Power woes: IPR report questions LNG import

Published: April 14, 2015
Highlights shortcomings of govt’s initiative. CREATIVE COMMONS

Highlights shortcomings of govt’s initiative. CREATIVE COMMONS

LAHORE: Electricity produced from Liquefied Natural Gas (LNG) would add to the problems of the power sector, as the cost of production would be higher than the one incurred with the use of furnace oil.

This was stated in a report issued by the Institute of Policy Reforms (IPR), highlighting the impacts of LNG import for power generation to the economy.

“The government should learn lessons from past mistakes,” the report advised.

So far, little is known about the import price of LNG. However, based on the estimated price paid for the recent import of 147,000 cubic feet, the cost of power produced from LNG would be higher than that produced from furnace oil.

The National Electric Power Regulatory Authority (Nepra) recently determined upfront tariff based on imported LNG. It assumed $12 per mmbtu for imported LNG, a price higher than the present cost of power from furnace oil.

In its report, IPR also questioned the need for the government to seek upfront tariff from Nepra. Upfront tariff guarantees return to investor, but does not require them to meet any efficiency or productivity criteria. The parameters for the power plant remain open.

“All costs are passed on to the consumer while the power producer receives an assured return,” says the report. ”Upfront tariff also does not require the investor to come through a competitive process.”

The report also said that relying on imported LNG was no different from what took place under the 1994 power policy. That policy brought about a change in the fuel mix from hydropower to thermal power and gave extensive comfort to the investor. Upfront tariff was part of the 1994 policy.

The core problem with the present power sector is its high cost of production because of high reliance on furnace oil. To overcome this, government must seek lower cost solution and not the ones that add up to the cost.

Government must also set right the many governance issues that hobble power supply, the report suggested.

IPR estimates that about 30% of the sector’s revenue is lost at the distribution stage. There are inefficiencies also with transmission and distribution of power. Tariff policy is skewed and circular debt uncontrollable. Almost every unit of power generated carries a subsidy. New generation also would face all of these issues and the sector would resultantly continue to underperform.

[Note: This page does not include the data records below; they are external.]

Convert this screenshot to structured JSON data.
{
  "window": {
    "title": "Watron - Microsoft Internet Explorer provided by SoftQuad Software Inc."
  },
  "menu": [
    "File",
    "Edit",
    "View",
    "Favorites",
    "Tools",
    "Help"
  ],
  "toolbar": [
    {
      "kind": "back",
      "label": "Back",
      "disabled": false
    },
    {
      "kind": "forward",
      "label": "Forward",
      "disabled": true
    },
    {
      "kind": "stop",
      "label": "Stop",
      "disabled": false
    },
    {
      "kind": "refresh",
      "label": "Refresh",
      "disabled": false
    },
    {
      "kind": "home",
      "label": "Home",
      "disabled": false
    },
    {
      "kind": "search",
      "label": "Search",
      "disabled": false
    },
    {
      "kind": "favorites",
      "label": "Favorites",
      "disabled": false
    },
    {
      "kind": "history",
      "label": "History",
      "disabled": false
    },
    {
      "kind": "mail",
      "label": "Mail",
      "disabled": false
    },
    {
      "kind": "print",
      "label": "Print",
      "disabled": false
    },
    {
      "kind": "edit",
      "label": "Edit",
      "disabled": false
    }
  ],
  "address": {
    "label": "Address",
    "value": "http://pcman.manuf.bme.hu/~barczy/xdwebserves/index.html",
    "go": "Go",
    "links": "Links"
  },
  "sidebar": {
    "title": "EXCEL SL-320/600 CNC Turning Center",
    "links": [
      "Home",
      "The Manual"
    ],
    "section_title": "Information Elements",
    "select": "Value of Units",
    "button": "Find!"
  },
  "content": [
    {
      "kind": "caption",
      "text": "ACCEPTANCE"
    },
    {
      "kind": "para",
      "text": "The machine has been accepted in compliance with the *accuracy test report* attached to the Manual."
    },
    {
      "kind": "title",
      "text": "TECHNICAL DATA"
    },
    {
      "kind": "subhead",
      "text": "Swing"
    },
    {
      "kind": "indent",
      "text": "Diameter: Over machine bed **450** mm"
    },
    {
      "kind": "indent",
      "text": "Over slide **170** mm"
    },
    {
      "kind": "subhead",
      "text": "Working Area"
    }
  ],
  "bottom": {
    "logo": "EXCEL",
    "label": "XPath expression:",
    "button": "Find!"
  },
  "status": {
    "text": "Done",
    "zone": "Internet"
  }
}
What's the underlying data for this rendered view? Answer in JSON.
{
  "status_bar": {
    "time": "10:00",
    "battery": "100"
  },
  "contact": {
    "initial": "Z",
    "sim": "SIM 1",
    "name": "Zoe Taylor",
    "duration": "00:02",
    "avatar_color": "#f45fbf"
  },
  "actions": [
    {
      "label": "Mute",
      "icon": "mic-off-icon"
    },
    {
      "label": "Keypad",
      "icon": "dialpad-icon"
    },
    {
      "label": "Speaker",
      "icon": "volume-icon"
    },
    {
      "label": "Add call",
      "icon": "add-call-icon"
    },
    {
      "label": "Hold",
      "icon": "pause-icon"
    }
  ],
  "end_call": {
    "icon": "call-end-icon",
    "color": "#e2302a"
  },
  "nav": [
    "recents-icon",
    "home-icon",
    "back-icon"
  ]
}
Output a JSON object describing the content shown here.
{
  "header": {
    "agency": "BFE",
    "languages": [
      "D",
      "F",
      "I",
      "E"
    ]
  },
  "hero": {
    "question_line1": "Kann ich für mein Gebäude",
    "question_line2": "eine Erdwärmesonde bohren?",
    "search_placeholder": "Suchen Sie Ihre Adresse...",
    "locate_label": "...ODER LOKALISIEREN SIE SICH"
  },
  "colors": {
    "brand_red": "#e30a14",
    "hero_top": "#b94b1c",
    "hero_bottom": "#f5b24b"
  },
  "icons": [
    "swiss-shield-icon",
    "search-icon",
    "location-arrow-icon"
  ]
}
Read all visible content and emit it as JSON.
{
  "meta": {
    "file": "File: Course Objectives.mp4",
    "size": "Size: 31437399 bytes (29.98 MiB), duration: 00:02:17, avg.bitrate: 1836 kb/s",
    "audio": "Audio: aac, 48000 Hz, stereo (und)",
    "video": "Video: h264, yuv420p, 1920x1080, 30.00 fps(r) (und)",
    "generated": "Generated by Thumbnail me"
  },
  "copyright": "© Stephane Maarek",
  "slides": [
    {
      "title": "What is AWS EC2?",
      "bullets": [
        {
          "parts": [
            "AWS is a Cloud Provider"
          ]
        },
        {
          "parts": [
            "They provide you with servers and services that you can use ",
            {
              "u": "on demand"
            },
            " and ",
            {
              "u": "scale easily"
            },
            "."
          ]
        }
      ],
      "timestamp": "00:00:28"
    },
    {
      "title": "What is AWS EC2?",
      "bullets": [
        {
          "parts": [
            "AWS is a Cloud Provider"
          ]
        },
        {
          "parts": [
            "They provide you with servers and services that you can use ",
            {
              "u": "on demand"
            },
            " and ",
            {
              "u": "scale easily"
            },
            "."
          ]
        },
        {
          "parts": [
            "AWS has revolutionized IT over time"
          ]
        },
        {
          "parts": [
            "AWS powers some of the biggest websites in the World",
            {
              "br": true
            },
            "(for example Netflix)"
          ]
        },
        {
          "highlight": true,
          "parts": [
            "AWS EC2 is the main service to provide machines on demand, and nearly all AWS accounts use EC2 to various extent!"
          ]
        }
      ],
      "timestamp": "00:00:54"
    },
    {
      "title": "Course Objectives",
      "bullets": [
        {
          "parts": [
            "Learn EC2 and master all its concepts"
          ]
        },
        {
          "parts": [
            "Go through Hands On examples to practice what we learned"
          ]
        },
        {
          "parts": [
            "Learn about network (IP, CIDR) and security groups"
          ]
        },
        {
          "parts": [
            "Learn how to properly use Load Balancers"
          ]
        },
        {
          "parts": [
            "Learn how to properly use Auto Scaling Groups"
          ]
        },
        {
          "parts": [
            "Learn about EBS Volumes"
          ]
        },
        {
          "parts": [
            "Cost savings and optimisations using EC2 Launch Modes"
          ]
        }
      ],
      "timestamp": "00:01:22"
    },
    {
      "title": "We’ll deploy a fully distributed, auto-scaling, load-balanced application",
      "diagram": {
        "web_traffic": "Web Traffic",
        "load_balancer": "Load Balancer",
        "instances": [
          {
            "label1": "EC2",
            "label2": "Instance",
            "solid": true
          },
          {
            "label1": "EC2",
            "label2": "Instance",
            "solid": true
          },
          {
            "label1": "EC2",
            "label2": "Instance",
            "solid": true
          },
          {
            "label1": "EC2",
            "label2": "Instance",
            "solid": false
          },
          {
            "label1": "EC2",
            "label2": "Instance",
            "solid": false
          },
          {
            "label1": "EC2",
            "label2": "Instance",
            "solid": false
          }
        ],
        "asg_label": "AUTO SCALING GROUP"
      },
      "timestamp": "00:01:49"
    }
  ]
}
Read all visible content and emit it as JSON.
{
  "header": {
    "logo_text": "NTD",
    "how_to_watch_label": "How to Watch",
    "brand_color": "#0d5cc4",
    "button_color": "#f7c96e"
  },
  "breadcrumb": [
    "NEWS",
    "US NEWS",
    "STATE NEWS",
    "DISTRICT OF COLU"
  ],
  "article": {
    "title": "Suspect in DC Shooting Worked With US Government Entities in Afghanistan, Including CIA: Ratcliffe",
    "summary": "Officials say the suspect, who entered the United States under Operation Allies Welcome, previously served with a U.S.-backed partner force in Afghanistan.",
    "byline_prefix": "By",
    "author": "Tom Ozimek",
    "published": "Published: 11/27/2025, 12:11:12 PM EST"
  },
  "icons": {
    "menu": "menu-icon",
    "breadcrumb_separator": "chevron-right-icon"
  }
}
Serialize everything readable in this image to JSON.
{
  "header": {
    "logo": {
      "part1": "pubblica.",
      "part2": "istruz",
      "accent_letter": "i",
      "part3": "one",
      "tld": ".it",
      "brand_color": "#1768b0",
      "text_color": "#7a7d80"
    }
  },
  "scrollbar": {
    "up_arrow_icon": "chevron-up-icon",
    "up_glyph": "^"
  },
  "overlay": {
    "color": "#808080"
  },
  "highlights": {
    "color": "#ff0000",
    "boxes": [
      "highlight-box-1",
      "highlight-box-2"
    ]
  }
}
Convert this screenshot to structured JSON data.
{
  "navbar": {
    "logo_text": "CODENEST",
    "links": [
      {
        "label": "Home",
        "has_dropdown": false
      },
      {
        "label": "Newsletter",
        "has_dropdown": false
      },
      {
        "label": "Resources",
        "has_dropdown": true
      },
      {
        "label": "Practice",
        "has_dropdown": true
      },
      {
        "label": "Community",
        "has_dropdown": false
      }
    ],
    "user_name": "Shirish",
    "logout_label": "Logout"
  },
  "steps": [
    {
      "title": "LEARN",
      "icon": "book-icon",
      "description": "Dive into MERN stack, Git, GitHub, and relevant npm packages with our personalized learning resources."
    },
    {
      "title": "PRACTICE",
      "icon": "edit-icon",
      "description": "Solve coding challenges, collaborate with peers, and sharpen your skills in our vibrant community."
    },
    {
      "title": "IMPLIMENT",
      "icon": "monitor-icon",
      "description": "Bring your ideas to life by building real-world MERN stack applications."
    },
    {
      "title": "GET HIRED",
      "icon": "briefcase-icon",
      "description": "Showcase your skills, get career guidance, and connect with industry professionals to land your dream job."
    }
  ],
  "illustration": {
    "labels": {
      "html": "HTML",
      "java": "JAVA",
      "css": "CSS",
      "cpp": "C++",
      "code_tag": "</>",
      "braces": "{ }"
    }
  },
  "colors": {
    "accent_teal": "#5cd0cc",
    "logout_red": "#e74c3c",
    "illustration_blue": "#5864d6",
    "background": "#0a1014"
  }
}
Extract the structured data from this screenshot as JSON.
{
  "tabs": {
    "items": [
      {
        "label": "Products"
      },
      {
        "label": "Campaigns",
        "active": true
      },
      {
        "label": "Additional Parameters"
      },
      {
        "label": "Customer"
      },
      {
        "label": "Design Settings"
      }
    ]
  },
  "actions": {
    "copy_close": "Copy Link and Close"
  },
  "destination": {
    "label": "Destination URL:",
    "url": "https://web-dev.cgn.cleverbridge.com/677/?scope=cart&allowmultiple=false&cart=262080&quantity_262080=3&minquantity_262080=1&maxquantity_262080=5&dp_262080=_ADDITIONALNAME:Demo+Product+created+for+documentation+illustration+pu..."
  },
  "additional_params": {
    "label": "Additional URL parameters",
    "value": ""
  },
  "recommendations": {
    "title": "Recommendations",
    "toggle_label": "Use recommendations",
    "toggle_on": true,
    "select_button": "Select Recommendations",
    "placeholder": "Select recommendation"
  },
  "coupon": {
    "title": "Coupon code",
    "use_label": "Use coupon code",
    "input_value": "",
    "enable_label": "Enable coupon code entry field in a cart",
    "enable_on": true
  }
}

The report opines that reducing the suffering of the people and stimulating economy must be at the heart of any new initiative by the government. It counsels government to set the power sector house in order.

For immediate relief to the people, it must increase allocation of domestic gas for power production. This will reduce cost and increase generation by bringing in capacity that cannot operate presently for want of gas. Government must take administrative measures to reduce DISCO losses.

At the same time, it is necessary to look holistically at the power sector and reform the flawed policy, the crumbling structure, and broken governance. Increased power at high cost from imported LNG should not be a priority, concluded the report.

Published in The Express Tribune, April 14th,  2015.